Manage unused attachments
Friendly warning: These scripts are provided "as is" and without any guarantees.
I developed them to solve a specific problem.
I'm sharing them because I hope they will be useful to others too. If you have any improvements to share, please let me know.
Author: Sarah Maddox
This repo contains five Python scripts that you can use to list all the attachments on a Confluence page, find those that are not referenced in the page content of the space, and then remove them.
The scripts check for attachments referenced in pages only. Not blog posts, not comments.
When getting all attachments of a page, the attachments will include those referenced in comments. If your attachments in comments are important, you should not rely on these scripts to find attachment usage.
When running a script that accesses Confluence, you will need to supply a username. The scripts can see only the content that that user has permission to see.
Use the scripts in the following order:
Optional. Run this script if you want to identify the pages in your Confluence space that have a large number of attachments.
This script gets the number of attachments on each page in a given Confluence space. It outputs a text file containing the page URL and the number of attachments for each page, in descending order of number of attachments.
This script gets all attachments on a given Confluence page. It puts the list of attachments into a text file, and prints a report of the number of attachments and total file size.
3. wherePageContent.py > getConfluencePageContent.py
The "wherePageContent.py" script is a dummy, which simply tells you where to get "getConfluencePageContent.py". (We need content re-use on Bitbucket!)
The "getConfluencePageContent.py" script is available in another Bitbucket repo.
The script gets the content of all pages in a given Confluence space. It puts the content of each page into a separate text file, in a given directory.

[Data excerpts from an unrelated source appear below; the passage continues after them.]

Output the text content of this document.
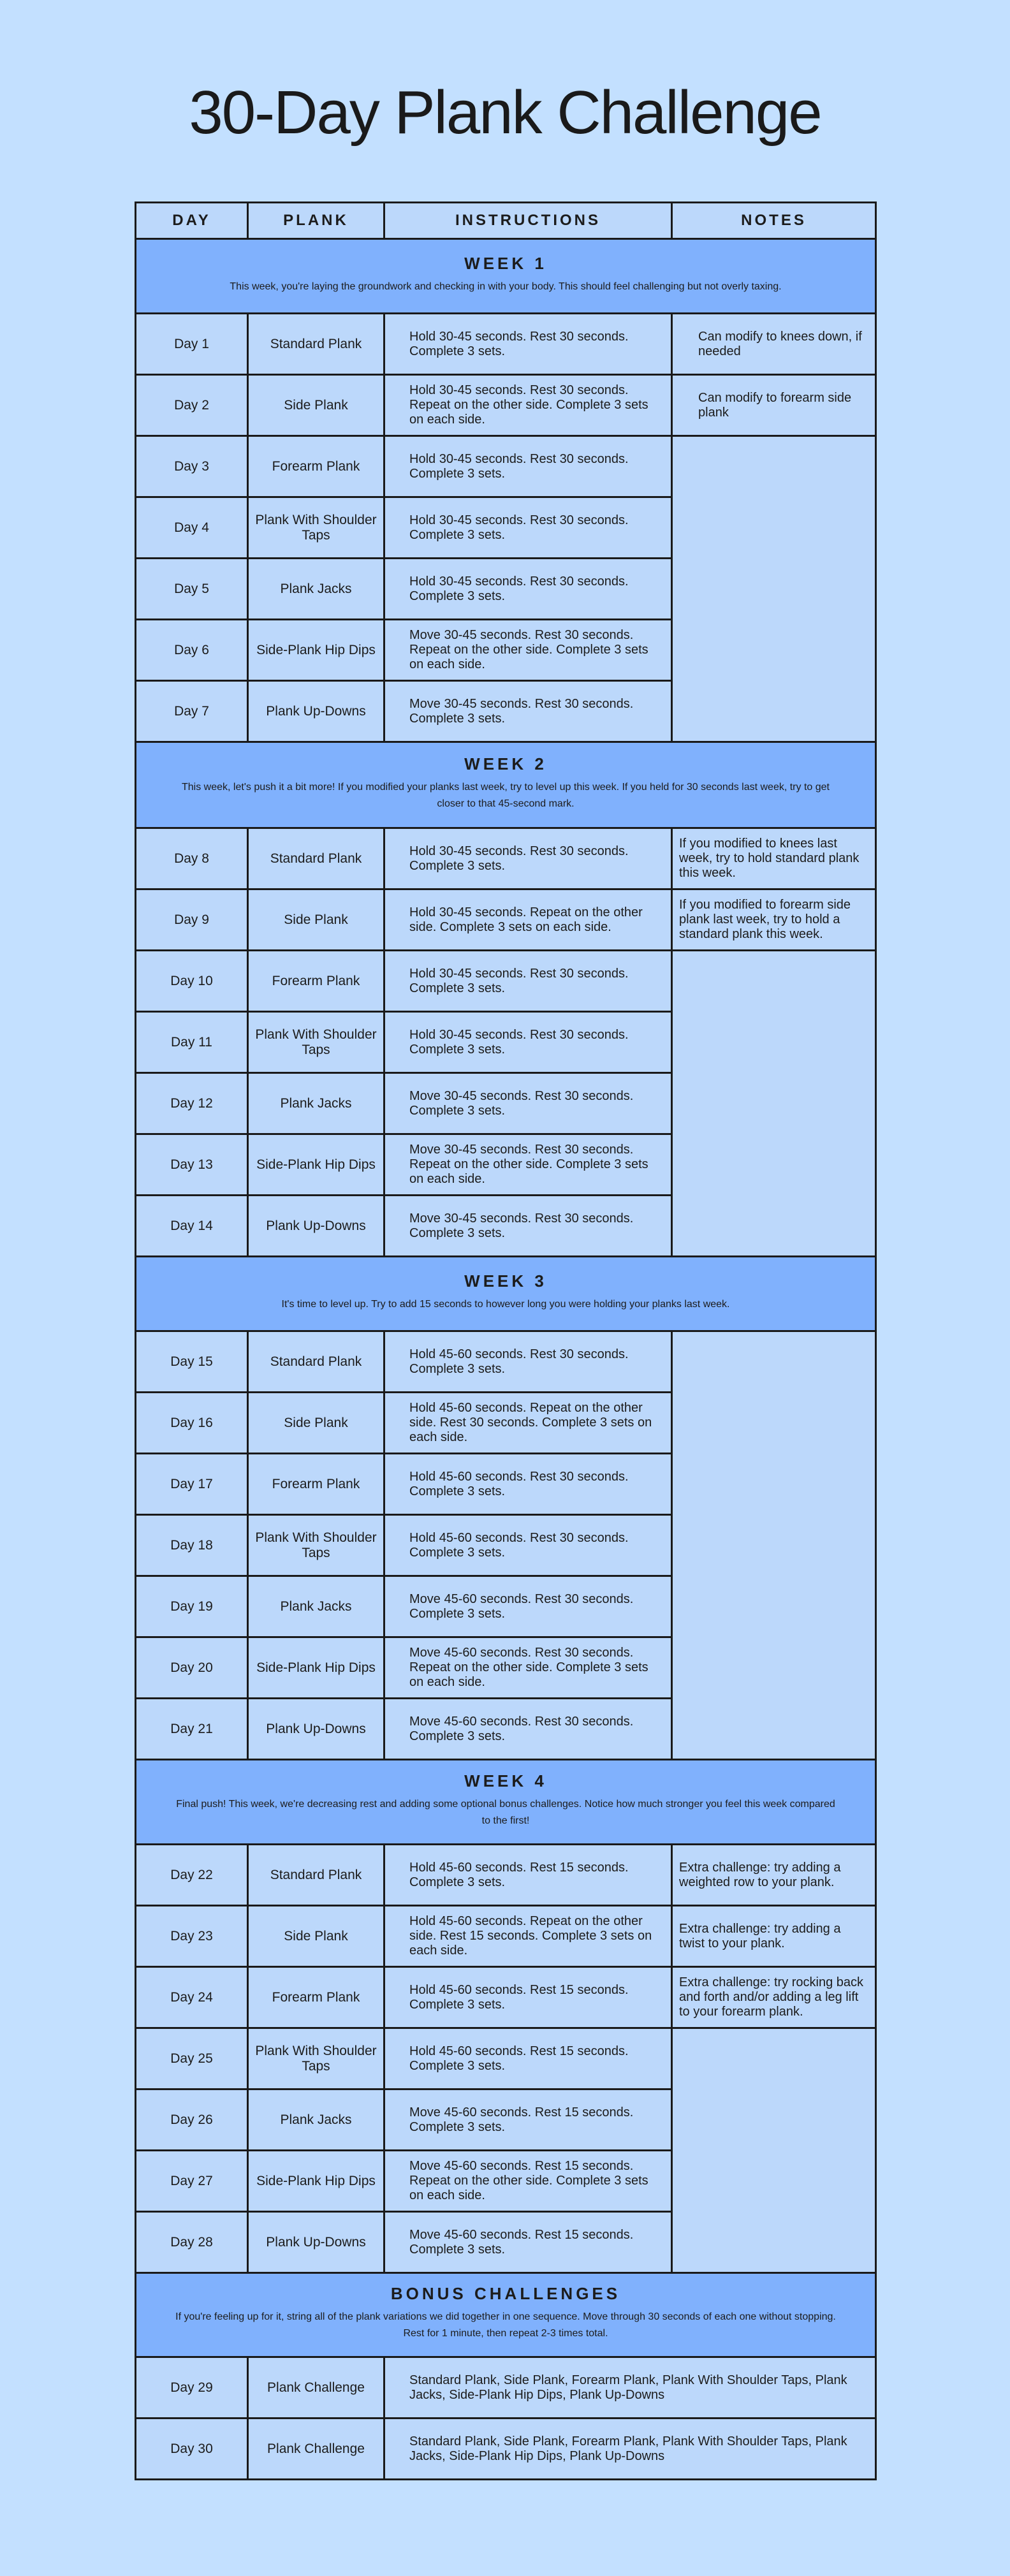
30-Day Plank Challenge
DAY	PLANK	INSTRUCTIONS	NOTES

WEEK 1
This week, you're laying the groundwork and checking in with your body. This should feel challenging but not overly taxing.			

Day 1	Standard Plank	Hold 30-45 seconds. Rest 30 seconds. Complete 3 sets.	Can modify to knees down, if needed
Day 2	Side Plank	Hold 30-45 seconds. Rest 30 seconds. Repeat on the other side. Complete 3 sets on each side.	Can modify to forearm side plank
Day 3	Forearm Plank	Hold 30-45 seconds. Rest 30 seconds. Complete 3 sets.	
Day 4	Plank With Shoulder Taps	Hold 30-45 seconds. Rest 30 seconds. Complete 3 sets.	
Day 5	Plank Jacks	Hold 30-45 seconds. Rest 30 seconds. Complete 3 sets.	
Day 6	Side-Plank Hip Dips	Move 30-45 seconds. Rest 30 seconds. Repeat on the other side. Complete 3 sets on each side.	
Day 7	Plank Up-Downs	Move 30-45 seconds. Rest 30 seconds. Complete 3 sets.	

WEEK 2
This week, let's push it a bit more! If you modified your planks last week, try to level up this week. If you held for 30 seconds last week, try to get closer to that 45-second mark.			

Day 8	Standard Plank	Hold 30-45 seconds. Rest 30 seconds. Complete 3 sets.	If you modified to knees last week, try to hold standard plank this week.
Day 9	Side Plank	Hold 30-45 seconds. Repeat on the other side. Complete 3 sets on each side.	If you modified to forearm side plank last week, try to hold a standard plank this week.
Day 10	Forearm Plank	Hold 30-45 seconds. Rest 30 seconds. Complete 3 sets.	
Day 11	Plank With Shoulder Taps	Hold 30-45 seconds. Rest 30 seconds. Complete 3 sets.	
Day 12	Plank Jacks	Move 30-45 seconds. Rest 30 seconds. Complete 3 sets.	
Day 13	Side-Plank Hip Dips	Move 30-45 seconds. Rest 30 seconds. Repeat on the other side. Complete 3 sets on each side.	
Day 14	Plank Up-Downs	Move 30-45 seconds. Rest 30 seconds. Complete 3 sets.	

WEEK 3
It's time to level up. Try to add 15 seconds to however long you were holding your planks last week.			

Day 15	Standard Plank	Hold 45-60 seconds. Rest 30 seconds. Complete 3 sets.	
Day 16	Side Plank	Hold 45-60 seconds. Repeat on the other side. Rest 30 seconds. Complete 3 sets on each side.	
Day 17	Forearm Plank	Hold 45-60 seconds. Rest 30 seconds. Complete 3 sets.	
Day 18	Plank With Shoulder Taps	Hold 45-60 seconds. Rest 30 seconds. Complete 3 sets.	
Day 19	Plank Jacks	Move 45-60 seconds. Rest 30 seconds. Complete 3 sets.	
Day 20	Side-Plank Hip Dips	Move 45-60 seconds. Rest 30 seconds. Repeat on the other side. Complete 3 sets on each side.	
Day 21	Plank Up-Downs	Move 45-60 seconds. Rest 30 seconds. Complete 3 sets.	

WEEK 4
Final push! This week, we're decreasing rest and adding some optional bonus challenges. Notice how much stronger you feel this week compared to the first!			

Day 22	Standard Plank	Hold 45-60 seconds. Rest 15 seconds. Complete 3 sets.	Extra challenge: try adding a weighted row to your plank.
Day 23	Side Plank	Hold 45-60 seconds. Repeat on the other side. Rest 15 seconds. Complete 3 sets on each side.	Extra challenge: try adding a twist to your plank.
Day 24	Forearm Plank	Hold 45-60 seconds. Rest 15 seconds. Complete 3 sets.	Extra challenge: try rocking back and forth and/or adding a leg lift to your forearm plank.
Day 25	Plank With Shoulder Taps	Hold 45-60 seconds. Rest 15 seconds. Complete 3 sets.	
Day 26	Plank Jacks	Move 45-60 seconds. Rest 15 seconds. Complete 3 sets.	
Day 27	Side-Plank Hip Dips	Move 45-60 seconds. Rest 15 seconds. Repeat on the other side. Complete 3 sets on each side.	
Day 28	Plank Up-Downs	Move 45-60 seconds. Rest 15 seconds. Complete 3 sets.	

BONUS CHALLENGES
If you're feeling up for it, string all of the plank variations we did together in one sequence. Move through 30 seconds of each one without stopping. Rest for 1 minute, then repeat 2-3 times total.			

Day 29	Plank Challenge	Standard Plank, Side Plank, Forearm Plank, Plank With Shoulder Taps, Plank Jacks, Side-Plank Hip Dips, Plank Up-Downs	
Day 30	Plank Challenge	Standard Plank, Side Plank, Forearm Plank, Plank With Shoulder Taps, Plank Jacks, Side-Plank Hip Dips, Plank Up-Downs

The content is in the form of the Confluence "storage format", which is a type of XML consisting of HTML with Confluence-specific elements.
This script reads a text file containing attachment file names, matches them against the source of Confluence pages, and produces a report on used and unused attachments.
This script reads a text file containing attachment file names, accepts a Confluence page name, and removes the given attachments from the page.